I propose to discuss the living city initiative in the Finance Bill, which was initially introduced in concept and in a limited form earlier this year. The initiative was billed as a pilot project for urban regeneration in Limerick and Waterford. It is a targeted pilot tax incentive to encourage people to return to the centre of cities to live in older, historical buildings and to encourage the regeneration of the retail heartland of central business districts. Under the residential part of the initiative, residents can claim tax relief for the costs of refurbishing a house at a rate of 10% per annum for ten years against their income if it is their private residence. This is a significant relief. Retailers will be entitled to relief on works undertaken to upgrade or refit their shops under the accelerated capital allowances scheme over a period of seven years, at a rate of 15% for the first six years and 10% for the final year.
When I spoke on this initiative in February, during the debate on the previous Finance Bill, I pointed out that Waterford, my constituency, would not benefit greatly from the initiative as drafted, and that tweaking would be necessary before the commencement order was signed. The date range for buildings coming within the scope of the legislation was too narrow and the application of a strict definition of what constitutes a Georgian building would have resulted in Waterford city centre gaining little from the initiative. I appreciate that the Minister and his officials heeded the points I made and the necessary changes were recommended and implemented on foot of a cost-benefit analysis of the project. These changes have the potential to assist the process of rejuvenating Waterford city centre.
I am working with Waterford City Council, which is compiling a comprehensive inventory of pre-1915 residences in the city. Now that the measure has been broadened, it is important that the city gains maximum benefit from it. In that regard, I have some further questions and suggestions which could be considered as the initiative is rolled out to other urban areas, including Cork, Dublin and Kilkenny. The ex ante evaluation conducted by Indecon makes for interesting reading, particularly in respect of the different attitudes towards the initiative in different cities. Professional and business people in Waterford are, in some cases, much more sceptical about this tax incentive scheme than their counterparts in Dublin.
The report refers to the merit of small-scale construction refurbishments, in addition to the wider renewal and conservation objectives. It is worth recalling what has been taking place in the area of State-funded conservation and the importance of this initiative as a consequence. The national conservation grant, which funded up to 50% of the cost of repairs and conservation measures for buildings on the record of protected structures, was abolished in 2011. In 2010, €3.74 million was provided under this scheme, which was replaced in 2011 by the Structures at Risk fund, with a total national allocation of only €650,000. These facts accentuate the importance of the living city initiative in conservation terms. The report suggests that Waterford and Limerick would benefit from significant tourist numbers and spending as a result of the scheme. The increase in tourist visitors estimated following research among architects and quantity surveyors suggests a potential increase in tourist numbers of the order of 11.4% in the two cities.
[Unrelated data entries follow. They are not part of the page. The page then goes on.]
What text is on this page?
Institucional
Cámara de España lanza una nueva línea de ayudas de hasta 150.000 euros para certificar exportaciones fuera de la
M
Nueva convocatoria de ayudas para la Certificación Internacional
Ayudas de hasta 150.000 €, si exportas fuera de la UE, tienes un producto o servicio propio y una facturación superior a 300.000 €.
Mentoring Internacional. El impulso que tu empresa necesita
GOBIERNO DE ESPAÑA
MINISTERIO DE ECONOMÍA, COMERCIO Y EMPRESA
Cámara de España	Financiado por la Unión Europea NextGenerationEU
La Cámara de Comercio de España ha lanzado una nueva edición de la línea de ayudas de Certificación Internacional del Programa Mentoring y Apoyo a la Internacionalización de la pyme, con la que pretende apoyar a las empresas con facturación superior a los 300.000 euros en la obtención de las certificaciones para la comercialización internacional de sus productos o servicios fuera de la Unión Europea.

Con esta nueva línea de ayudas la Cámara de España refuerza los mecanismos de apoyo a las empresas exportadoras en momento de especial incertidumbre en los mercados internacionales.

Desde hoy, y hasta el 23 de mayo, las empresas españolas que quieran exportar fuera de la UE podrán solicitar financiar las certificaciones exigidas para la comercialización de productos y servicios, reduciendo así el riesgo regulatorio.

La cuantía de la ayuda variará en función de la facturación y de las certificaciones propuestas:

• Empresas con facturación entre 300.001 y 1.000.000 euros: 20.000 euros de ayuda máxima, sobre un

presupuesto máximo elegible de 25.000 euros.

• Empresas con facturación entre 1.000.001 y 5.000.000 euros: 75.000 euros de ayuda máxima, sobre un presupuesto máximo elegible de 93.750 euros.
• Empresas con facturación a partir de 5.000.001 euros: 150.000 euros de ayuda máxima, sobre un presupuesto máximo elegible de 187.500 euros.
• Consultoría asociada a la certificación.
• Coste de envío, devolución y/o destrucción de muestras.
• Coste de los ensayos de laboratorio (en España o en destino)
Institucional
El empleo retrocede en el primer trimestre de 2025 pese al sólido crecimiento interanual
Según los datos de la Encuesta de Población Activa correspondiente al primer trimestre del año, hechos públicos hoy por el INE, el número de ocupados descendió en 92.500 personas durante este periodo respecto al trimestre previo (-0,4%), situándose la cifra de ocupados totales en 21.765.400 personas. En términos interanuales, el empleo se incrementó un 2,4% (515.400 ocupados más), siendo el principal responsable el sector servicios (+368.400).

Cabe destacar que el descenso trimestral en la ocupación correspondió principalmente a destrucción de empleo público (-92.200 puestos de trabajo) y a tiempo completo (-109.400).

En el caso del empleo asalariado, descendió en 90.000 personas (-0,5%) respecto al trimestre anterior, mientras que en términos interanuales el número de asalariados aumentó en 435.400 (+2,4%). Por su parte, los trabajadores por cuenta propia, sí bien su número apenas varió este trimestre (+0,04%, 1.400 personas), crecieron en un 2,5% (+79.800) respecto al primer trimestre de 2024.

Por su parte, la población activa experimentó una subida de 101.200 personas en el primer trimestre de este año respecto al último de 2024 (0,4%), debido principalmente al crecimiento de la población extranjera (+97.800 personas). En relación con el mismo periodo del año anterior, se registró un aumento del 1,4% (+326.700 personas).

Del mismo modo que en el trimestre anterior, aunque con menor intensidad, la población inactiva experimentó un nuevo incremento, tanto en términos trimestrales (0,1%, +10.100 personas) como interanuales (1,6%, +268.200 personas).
I will now address the nub of the issue, namely, the impact on urban renewal and conservation and the hope that the initiative will result in a reversal in the trend of depopulation of city centres. In the case of Waterford's old city centre, 2,242 buildings, or 25.8% of the total number, are unoccupied. Of this figure, 983 are pre-1919 constructions located in what is regarded as the old city centre. The report estimates that of these 983 buildings, approximately 180 premises will eventually be part of the take-up of the scheme. While this is a conservative and relatively small figure in the context of 2,242 empty buildings, it is still significant. If 180 residences successfully avail of this initiative over the next five years, it will provide a significant boost for tradesmen such as carpenters and plumbers and those operating specialised conservation businesses. Moreover, given that Cork and Kilkenny are to be included in the initiative, it offers significant prospects to tradesmen in the wider region. For example, a tradesman in my home town of Dungarvan will be within one hour from Cork and Kilkenny city centres and 35 or 40 minutes from Waterford city centre. The benefits of the scheme will therefore transfer to tradesmen across the region.
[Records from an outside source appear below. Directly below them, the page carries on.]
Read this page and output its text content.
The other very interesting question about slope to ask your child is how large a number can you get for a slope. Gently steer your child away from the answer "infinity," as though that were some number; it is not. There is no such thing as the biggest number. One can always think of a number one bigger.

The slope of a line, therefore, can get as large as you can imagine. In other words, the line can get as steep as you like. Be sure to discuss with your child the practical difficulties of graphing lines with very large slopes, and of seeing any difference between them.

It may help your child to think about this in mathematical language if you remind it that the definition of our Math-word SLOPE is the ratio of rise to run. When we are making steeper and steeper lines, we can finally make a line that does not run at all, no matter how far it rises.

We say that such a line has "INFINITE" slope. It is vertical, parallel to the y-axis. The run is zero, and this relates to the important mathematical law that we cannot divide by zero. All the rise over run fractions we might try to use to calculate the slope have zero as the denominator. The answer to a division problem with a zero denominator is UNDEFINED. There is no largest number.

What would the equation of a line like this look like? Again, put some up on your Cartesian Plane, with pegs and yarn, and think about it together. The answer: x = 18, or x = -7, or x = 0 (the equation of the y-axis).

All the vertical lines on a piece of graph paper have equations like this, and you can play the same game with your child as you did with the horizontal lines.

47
As the report states, refurbishment of old buildings is labour-intensive. Estimates suggest that labour costs will account for 56% of capital expenditure under the initiative. This, the study suggests, would amount to approximately 718 man-years of employment, or 144 jobs for each of the next five years in Waterford and Limerick alone. When one reads through the criteria in place for the scheme one quickly realises, however, that there are a number of barriers to take-up of the initiative, including difficulties in obtaining funds to finance the cost of refurbishment. The authors of the report stress that unless the adjustments they recommend are adopted, the level of take-up will be minimal and the full potential of the initiative will not be achieved. When one deciphers the survey results on likely take-up it becomes clear that the highest level of indifference registered was in Waterford city, where only 28.2% of those surveyed stated there would be a high level of interest in the initiative in the city. In contrast, 61.9% of respondents in Dublin expressed the view that there would be a high level of interest in the capital. I note that Deputy Eoghan Murphy is present.